Suppose we have a cylindrical resistor, with resistance given by $R=\rho\cdot l/(\pi r^2)$
Let $d$ be the distance between two points in the interior of the resistor and let $r\gg d\gg l$.
Ie. it is approximately a 2D-surface (a rather thin disk).
What is the resistance between these two points?
Let $r,l\gg d$, (ie a 3D volume), is the resistance $0$ ?
Clarification:
A voltage difference is applied between two points a distance $d$ apart, inside a material with resistivity $\rho$, and the current is measured, the proportionality constant $V/I$ is called $R$. The material is a cylinder of height $l$ and radius $r$, and the two points are situated close to the center, we can write $R$ as a function of $l$, $r$ and $d$, $R(l,r,d)$, for small $d$.
The questions are then:
What is $$ \lim_{r \rightarrow \infty} \lim_{l \rightarrow \infty} R(l,r,d) $$
What is $$ \lim_{r \rightarrow \infty} \lim_{l \rightarrow 0} R(l,r,d) $$
Best Answer
Potential for 2D problem
Let's start with a 2D disk and try to solve the general problem for infinitesimally flat disk. I will change notations a bit -- the surface resistance will be $\sigma$ and the radius of the disk will be $a$.
Starting with basic electrodynamics:
$\vec{j} = -\sigma\frac{\partial u}{\partial \vec{r}},\, div\vec{j}=0\,\Rightarrow\,\Delta u = 0$ with the boundary condition: $\vec{n}\cdot\vec{j} = 0 \Rightarrow \vec{n}\frac{\partial u}{\partial \vec{r}} = 0$
Let's first consider the current $I$ flowing into the surface in the centre and uniformly flowing away from the edges. solution for potential is well known:
$U(r,\phi) = -\frac{I}{2\pi\sigma}\, \ln r$
I use the conformal map $z\to a\frac{z-s}{a^2-s*z}$ to "shift the centre" into the point $s=x_{source}+iy_{source}$. The potential is then:
$U(r,\phi) = -\frac{I}{2\pi\sigma}\, \ln\left|a\frac{re^{i\phi}-s}{a^2-s^*re^{i\phi}}\right|$
Now I substract the similar potential, with different parameter $d=x_{drain}+iy_{drain}$ to compensate the outgoing flow. Obtaining:
$U(r,\phi) = -\frac{I}{2\pi\sigma}\, \ln\left|\frac{re^{i\phi}-s}{re^{i\phi}-d} \cdot\frac{a^2-d^*re^{i\phi}}{a^2-s^*re^{i\phi}}\right|$ or $U(z) = -\frac{I}{2\pi\sigma}\, \ln\left|\frac{z-s}{z-d} \cdot\frac{a^2-d^*z}{a^2-s^*z}\right|$
This is the harmonic function, satisfying the boundary conditions. You can play here with it.

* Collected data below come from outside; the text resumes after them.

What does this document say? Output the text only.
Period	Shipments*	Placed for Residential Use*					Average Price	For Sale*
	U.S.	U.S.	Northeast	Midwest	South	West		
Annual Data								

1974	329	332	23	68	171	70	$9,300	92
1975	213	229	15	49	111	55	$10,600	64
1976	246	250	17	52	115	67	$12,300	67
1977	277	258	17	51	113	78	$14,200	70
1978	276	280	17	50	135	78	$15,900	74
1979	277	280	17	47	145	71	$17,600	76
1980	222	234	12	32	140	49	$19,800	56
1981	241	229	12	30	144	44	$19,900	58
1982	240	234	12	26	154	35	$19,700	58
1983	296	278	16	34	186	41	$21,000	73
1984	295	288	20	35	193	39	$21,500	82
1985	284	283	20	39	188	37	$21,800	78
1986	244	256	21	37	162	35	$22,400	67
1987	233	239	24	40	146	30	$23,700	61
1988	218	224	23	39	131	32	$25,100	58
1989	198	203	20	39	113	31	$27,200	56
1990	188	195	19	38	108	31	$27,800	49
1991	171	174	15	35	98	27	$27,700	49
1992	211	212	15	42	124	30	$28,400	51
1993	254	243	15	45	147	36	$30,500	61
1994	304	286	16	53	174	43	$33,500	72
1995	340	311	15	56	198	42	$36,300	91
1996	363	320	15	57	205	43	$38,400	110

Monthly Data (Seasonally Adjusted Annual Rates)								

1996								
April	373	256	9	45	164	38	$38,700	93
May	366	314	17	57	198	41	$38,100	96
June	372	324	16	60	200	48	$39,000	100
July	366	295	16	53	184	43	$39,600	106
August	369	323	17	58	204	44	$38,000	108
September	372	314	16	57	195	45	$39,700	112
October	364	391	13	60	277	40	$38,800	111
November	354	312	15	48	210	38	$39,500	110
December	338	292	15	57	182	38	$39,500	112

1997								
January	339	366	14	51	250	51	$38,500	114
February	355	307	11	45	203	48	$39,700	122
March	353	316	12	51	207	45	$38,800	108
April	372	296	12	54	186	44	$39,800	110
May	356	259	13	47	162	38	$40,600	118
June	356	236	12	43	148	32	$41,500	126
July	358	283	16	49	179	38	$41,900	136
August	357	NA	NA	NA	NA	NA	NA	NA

Interpretation of the solution
The potential is divergent in points $s$ and $d$. This happens because the resistance is strongly dependend on the microscopic details of the problem. Indeed -- as you get closer to the source -- all your current have to pass through smaller and smaller amount of conductor. And in the limit of infinitely small source you get infinite resistance.
Formulation issue
I admit that while solving I first fixed the current and then found the potential, while you formulated the problem differently -- "set the potential here and there and find the current". But let us use logic:
At finite voltage you'll get zero current or, equivalently, infinite resistance.
What happens in 3D case?
Same thing. Just consider single pointlike source -- and the potential $U\sim\frac{1}{r}$ is divergent. Don't need to go into further details.
"Cutoffs"
In order to move on I introduce the "cutoffs" -- new small (real) quantities $\epsilon_{s,d}$ which denoting "sizes" of the source and the drain. Using them I obtain the voltage:
$U(d+\epsilon_d)-U(s+\epsilon_s)=\frac{I}{2\pi\sigma}\left[\ln\frac{\epsilon_s}{|s-d|}+\ln\frac{\epsilon_d}{|s-d|} +\ln\left|\frac{a^2-s^*d}{a^2-|s|^2}\cdot\frac{a^2-sd^*}{a^2-|d|^2}\right|\right]$
Scales
Putting together everything above. One can say that in the problem there are four (or, even five) scales:
Since you are talking about "points" -- then first we have to take $\epsilon_{s,d}\to0$, right? But if $\epsilon_{s,d}$ is much smaller that any other scale then they introduce divergent contribution into the resistance. And any other detail of the problem becomes irrelevant.
Therefore, the answer to your question is: The resistance between two points is infinite, whatever the geometry of the problem is.